Alla fine dello spettacolo, i detenuti hanno letto una lettera in cui ringraziavano tutti i responsabili del progetto LIMITI. C’erano delle frasi molto toccanti.
Mi è venuta subito voglia di rincontrarli, un po’ per conoscere meglio la loro vita all’interno del carcere e soprattutto perché vorrei capire le loro scelte senza più pregiudizi.
Per loro fare questo spettacolo ha significato dimostrare che non sono poi tanto diversi da noi. Vedere nei loro occhi la felicità di aver portato a termine un obiettivo, la gioia di potersi rapportare con noi senza essere giudicati e anche fare una semplice foto con loro è stata un’emozione indescrivibile.
Devo ammettere che all’inizio non ero molto d’accordo con quello che si stava organizzando, erano persone che avevano fatto del male e forse non se lo meritavano tutto questo…invece ho capito che il teatro ha un ruolo molto importante all’interno del carcere.
Non bisogna avere paura né pregiudizi, sono solo persone che hanno bisogno di aiuto per poter andare avanti.
È stata una giornata stupenda, una giornata che difficilmente dimenticherò, che mi ha segnato molto.
Spero di vivere altre esperienze simili a questa, per ricevere altri insegnamenti ma anche perché quest’esperienza, nel mio piccolo, mi ha fatto sentire importante per loro.
Spero che presto possano sentire anche loro il profumo della libertà. Errare humanum est, tutti possono sbagliare, ma possono anche rimediare. È stata una lezione per tutti, soprattutto per noi giovani, una lezione di vita che invita a pensare prima di agire…

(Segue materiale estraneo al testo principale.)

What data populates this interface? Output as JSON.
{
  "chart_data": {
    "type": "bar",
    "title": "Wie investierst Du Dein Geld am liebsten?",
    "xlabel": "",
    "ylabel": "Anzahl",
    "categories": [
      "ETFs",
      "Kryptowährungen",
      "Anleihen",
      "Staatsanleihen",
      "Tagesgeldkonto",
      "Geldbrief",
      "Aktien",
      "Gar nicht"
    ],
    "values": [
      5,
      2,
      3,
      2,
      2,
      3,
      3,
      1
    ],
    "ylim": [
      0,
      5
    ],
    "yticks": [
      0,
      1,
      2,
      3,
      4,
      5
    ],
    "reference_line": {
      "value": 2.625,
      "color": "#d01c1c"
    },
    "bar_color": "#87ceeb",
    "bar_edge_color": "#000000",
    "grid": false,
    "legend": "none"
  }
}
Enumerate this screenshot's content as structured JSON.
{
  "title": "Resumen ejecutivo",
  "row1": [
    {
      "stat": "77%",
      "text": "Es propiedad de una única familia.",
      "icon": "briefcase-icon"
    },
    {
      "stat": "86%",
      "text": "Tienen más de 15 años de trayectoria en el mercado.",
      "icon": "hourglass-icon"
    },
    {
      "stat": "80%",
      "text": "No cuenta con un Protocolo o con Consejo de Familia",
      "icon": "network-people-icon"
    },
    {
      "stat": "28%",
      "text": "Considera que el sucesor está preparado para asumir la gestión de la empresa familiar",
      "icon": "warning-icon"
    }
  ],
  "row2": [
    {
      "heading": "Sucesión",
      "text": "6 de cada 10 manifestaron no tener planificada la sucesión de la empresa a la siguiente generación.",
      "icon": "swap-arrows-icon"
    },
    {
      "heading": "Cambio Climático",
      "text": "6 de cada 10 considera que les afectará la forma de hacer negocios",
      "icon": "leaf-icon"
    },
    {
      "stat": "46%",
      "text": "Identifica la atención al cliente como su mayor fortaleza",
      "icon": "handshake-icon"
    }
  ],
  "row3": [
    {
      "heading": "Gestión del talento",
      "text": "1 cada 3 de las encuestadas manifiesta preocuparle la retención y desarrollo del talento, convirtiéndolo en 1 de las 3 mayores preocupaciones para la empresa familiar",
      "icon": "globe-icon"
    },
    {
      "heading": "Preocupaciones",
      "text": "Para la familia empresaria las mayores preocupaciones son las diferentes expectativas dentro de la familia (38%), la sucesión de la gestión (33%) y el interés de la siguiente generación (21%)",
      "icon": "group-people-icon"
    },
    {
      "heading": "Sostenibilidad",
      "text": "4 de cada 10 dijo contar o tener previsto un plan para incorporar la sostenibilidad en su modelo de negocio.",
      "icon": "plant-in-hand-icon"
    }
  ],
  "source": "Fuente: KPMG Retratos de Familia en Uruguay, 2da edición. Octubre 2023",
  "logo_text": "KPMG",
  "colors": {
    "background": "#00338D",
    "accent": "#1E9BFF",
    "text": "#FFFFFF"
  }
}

Ciò che mi sento di dire a questi detenuti è che ci può essere un futuro diverso anche per loro, che il male DEVE essere “ucciso” dal bene, e che il mondo è bello e li sta aspettando.
La IV C.A.T.: Lucrezia Biondino, Mara Colantone, Licia Conte, Mario Del Vecchio, Lorenzo Fappiano, Cristian Fasulo, Andrea Guarino, Giuseppe Ludovico, Domenico Maturo, Roberto Napolitano, Eugenio Pacelli, Carmen Pigna, Armando Renzi, Bartolo Riccardi, Giovanni Romano, Antonio Santillo, Elena Vaiano, Michael Denny Visco.